As part of my practical SQL certification exam, I worked with raw product data from FoodYum – a fictional grocery retailer navigating inflation-driven consumer behavior.
The dataset had significant data quality issues and gaps that prevented business users from analyzing product availability, pricing strategies, and customer accessibility.
Clean and structure the dataset for reliable analysis
Identify missing/incomplete product records and fix them using business rules
Enable KPI tracking of product distribution, category performance, and price ranges
Support decision-making around pricing, customer segmentation, and inventory optimization
SQL-based Data Cleaning: Detected and handled nulls, removed outliers, fixed datatype mismatches
Business Logic Imputation: Median-based imputation for numeric fields, categorical fallback for types
Data Enrichment: Added derived columns for analysis (e.g., price/weight ratio, category coverage)

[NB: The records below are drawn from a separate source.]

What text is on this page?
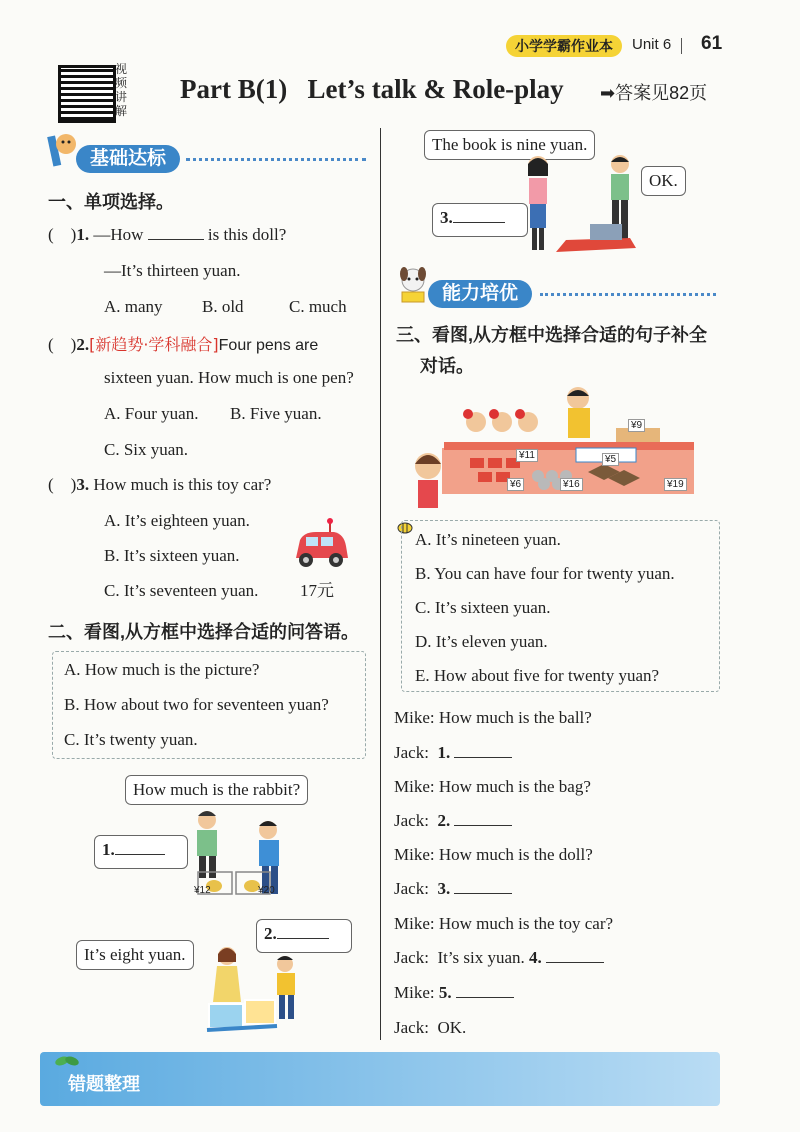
小学学霸作业本	Unit 6 61
视频讲解
Part B(1)   Let’s talk & Role-play ➡答案见82页
基础达标
一、单项选择。
(    )1. —How	is this doll?
—It’s thirteen yuan.
A. many B. old	C. much
(    )2.[新趋势·学科融合]Four pens are
sixteen yuan. How much is one pen?
A. Four yuan. B. Five yuan.
C. Six yuan.
(    )3. How much is this toy car?
A. It’s eighteen yuan.
B. It’s sixteen yuan.
C. It’s seventeen yuan. 17元
二、看图,从方框中选择合适的问答语。
A. How much is the picture?
B. How about two for seventeen yuan?
C. It’s twenty yuan.
How much is the rabbit?
1.
¥12	¥20
2.
It’s eight yuan.
The book is nine yuan.
OK.
3.
能力培优
三、看图,从方框中选择合适的句子补全
对话。
¥9
¥11	¥5
¥6	¥16	¥19
A. It’s nineteen yuan.
B. You can have four for twenty yuan.
C. It’s sixteen yuan.
D. It’s eleven yuan.
E. How about five for twenty yuan?
Mike: How much is the ball?
Jack: 1.
Mike: How much is the bag?
Jack: 2.
Mike: How much is the doll?
Jack: 3.
Mike: How much is the toy car?
Jack: It’s six yuan. 4.
Mike: 5.
Jack: OK.
错题整理
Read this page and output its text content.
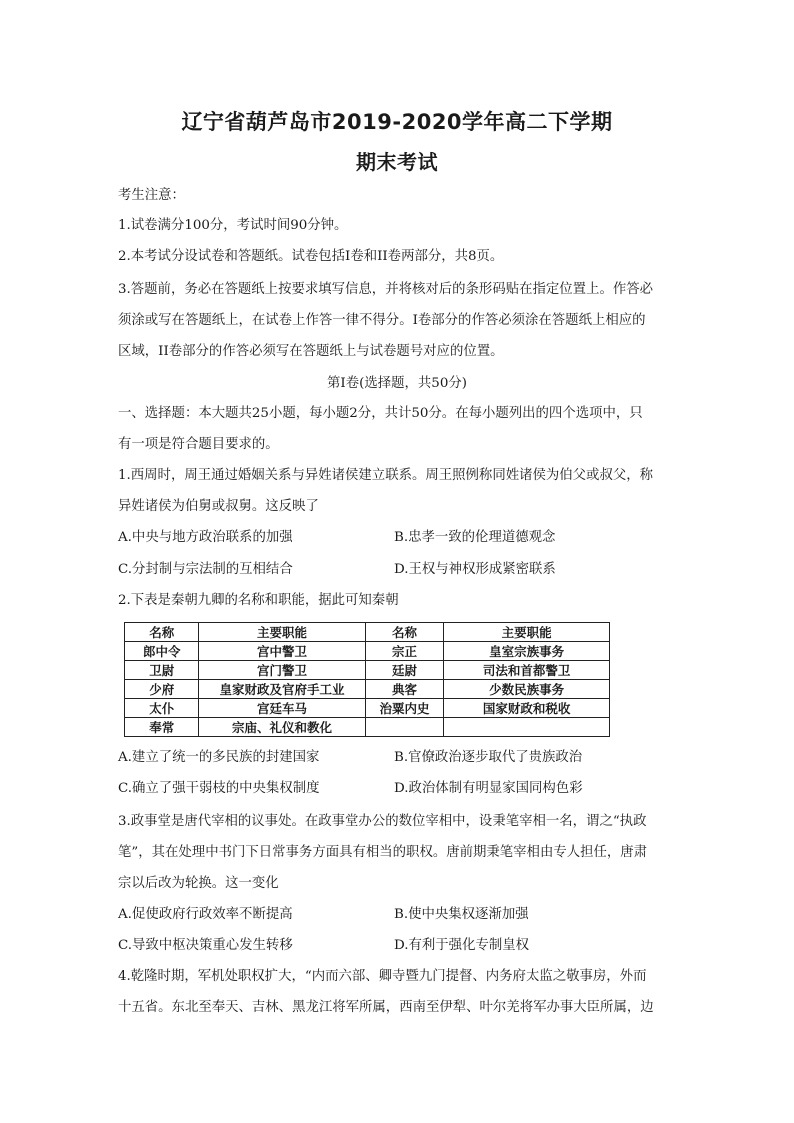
辽宁省葫芦岛市2019-2020学年高二下学期
期末考试
考生注意：
1.试卷满分100分，考试时间90分钟。
2.本考试分设试卷和答题纸。试卷包括I卷和II卷两部分，共8页。
3.答题前，务必在答题纸上按要求填写信息，并将核对后的条形码贴在指定位置上。作答必
须涂或写在答题纸上，在试卷上作答一律不得分。I卷部分的作答必须涂在答题纸上相应的
区域，II卷部分的作答必须写在答题纸上与试卷题号对应的位置。
第I卷(选择题，共50分)
一、选择题：本大题共25小题，每小题2分，共计50分。在每小题列出的四个选项中，只
有一项是符合题目要求的。
1.西周时，周王通过婚姻关系与异姓诸侯建立联系。周王照例称同姓诸侯为伯父或叔父，称
异姓诸侯为伯舅或叔舅。这反映了
A.中央与地方政治联系的加强	B.忠孝一致的伦理道德观念
C.分封制与宗法制的互相结合	D.王权与神权形成紧密联系
2.下表是秦朝九卿的名称和职能，据此可知秦朝
名称	主要职能	名称	主要职能
郎中令	宫中警卫	宗正	皇室宗族事务
卫尉	宫门警卫	廷尉	司法和首都警卫
少府	皇家财政及官府手工业	典客	少数民族事务
太仆	宫廷车马	治粟内史	国家财政和税收
奉常	宗庙、礼仪和教化		
A.建立了统一的多民族的封建国家	B.官僚政治逐步取代了贵族政治
C.确立了强干弱枝的中央集权制度	D.政治体制有明显家国同构色彩
3.政事堂是唐代宰相的议事处。在政事堂办公的数位宰相中，设秉笔宰相一名，谓之“执政
笔”，其在处理中书门下日常事务方面具有相当的职权。唐前期秉笔宰相由专人担任，唐肃
宗以后改为轮换。这一变化
A.促使政府行政效率不断提高	B.使中央集权逐渐加强
C.导致中枢决策重心发生转移	D.有利于强化专制皇权
4.乾隆时期，军机处职权扩大，“内而六部、卿寺暨九门提督、内务府太监之敬事房，外而
十五省。东北至奉天、吉林、黑龙江将军所属，西南至伊犁、叶尔羌将军办事大臣所属，边
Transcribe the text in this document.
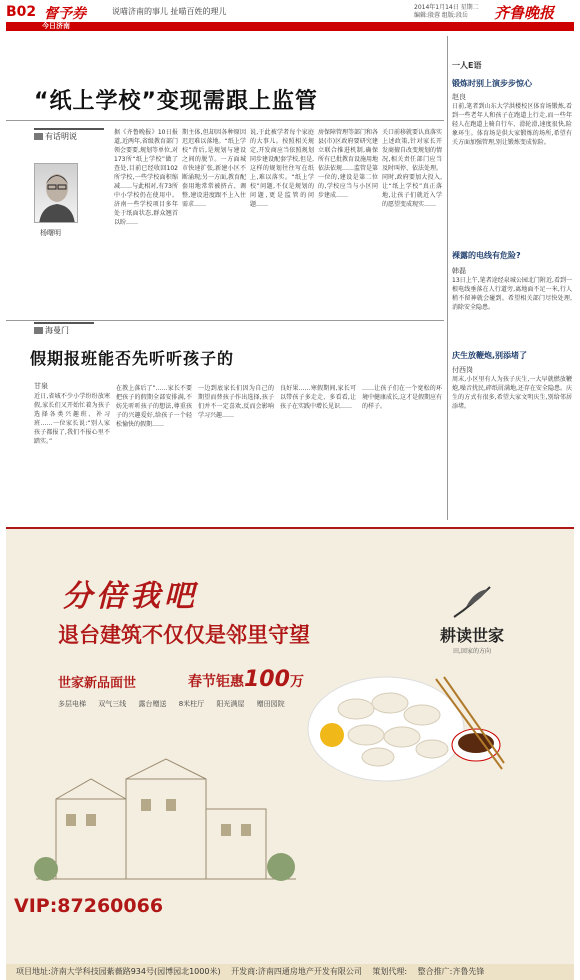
B02 督予券	说喵济南的事儿 扯喵百姓的理儿	2014年1月14日 星期二
编辑:殷蓉 组版:段岳	齐鲁晚报
今日济南
“纸上学校”变现需跟上监管
有话明说
杨曙明
据《齐鲁晚报》10日报道,近两年,省级教育部门领会要要,规划等单位,对173所“纸上学校”做了查处,目前已经收回102所学校,一些学校面积缩减……与此相对,有73所中小学校仍在使用中。济南一些学校项目多年处于纸面状态,群众翘首以盼……
期主体,但却因各种原因迟迟难以落地。“纸上学校”背后,是规划与建设之间的脱节。一方面城市快速扩张,新建小区不断涌现;另一方面,教育配套用地常常被挤占、调整,建设进度跟不上入住需求……
说,于此被学者每个家庭的大事儿。按照相关规定,开发商应当依照规划同步建设配套学校,但是,这样的规划往往写在纸上,难以落实。“纸上学校”问题,不仅是规划的问题,更是监管的问题……
房保障管理等部门和各县(市)区政府要研究建立联合推进机制,确保所有已批教育设施用地依法依规……监管是第一位的,建设是第二位的,学校应当与小区同步建成……
关口前移就要认真落实上述政策,针对家长开发商擅自改变规划的情况,相关责任部门应当及时叫停、依法处理。同时,政府要加大投入,让“纸上学校”真正落地,让孩子们就近入学的愿望变成现实……
海曼门
假期报班能否先听听孩子的
甘泉
近日,省城不少小学纷纷放寒假,家长们又开始忙着为孩子选择各类兴趣班、补习班……一位家长说:“别人家孩子都报了,我们不报心里不踏实。”
在教上落后了”……家长不要把孩子的假期全部安排满,不妨先听听孩子的想法,尊重孩子的兴趣爱好,给孩子一个轻松愉快的假期……
一边到底家长们因为自己的期望而替孩子作出选择,孩子们并不一定喜欢,反而会影响学习兴趣……
良好果……寒假期间,家长可以带孩子多走走、多看看,让孩子在实践中增长见识……
……让孩子们在一个宽松的环境中健康成长,这才是假期应有的样子。
一人E语
锻炼时别上演步步惊心
赵良
日前,笔者到山东大学洪楼校区体育场锻炼,看到一些老年人和孩子在跑道上行走,而一些年轻人在跑道上骑自行车、滑轮滑,速度很快,险象环生。体育场是供大家锻炼的场所,希望有关方面加强管理,别让锻炼变成惊险。
裸露的电线有危险?
韩磊
13日上午,笔者途经泉城公园北门附近,看到一根电线垂落在人行道旁,离地面不足一米,行人稍不留神就会碰到。希望相关部门尽快处理,消除安全隐患。
庆生放鞭炮,别添堵了
付西岗
周末,小区里有人为孩子庆生,一大早就燃放鞭炮,噪音扰民,碎纸屑满地,还存在安全隐患。庆生的方式有很多,希望大家文明庆生,别给邻居添堵。
分倍我吧
退台建筑不仅仅是邻里守望
世家新品面世	春节钜惠100万
多层电梯 双气三线 露台赠送 8米柱厅 阳光满屋 赠田园院
耕读世家
田,回家的方向
VIP:87260066
项目地址:济南大学科技园紫薇路934号(园博园北1000米) 开发商:济南四通房地产开发有限公司 策划代理: 整合推广:齐鲁先锋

Exploratory SQL Queries: Filtered, grouped and ranked product performance across dimensions
Churn Risk Flagging: Used filters to highlight product types at risk of customer drop-off
This project demonstrated the importance of structured SQL logic in preparing datasets for business use.
It also confirmed that data cleaning is not just technical – it’s a strategic step that determines what the business can see, understand and act on.
Even without visual tools, SQL alone delivered powerful insight into churn risk, price positioning and SKU health.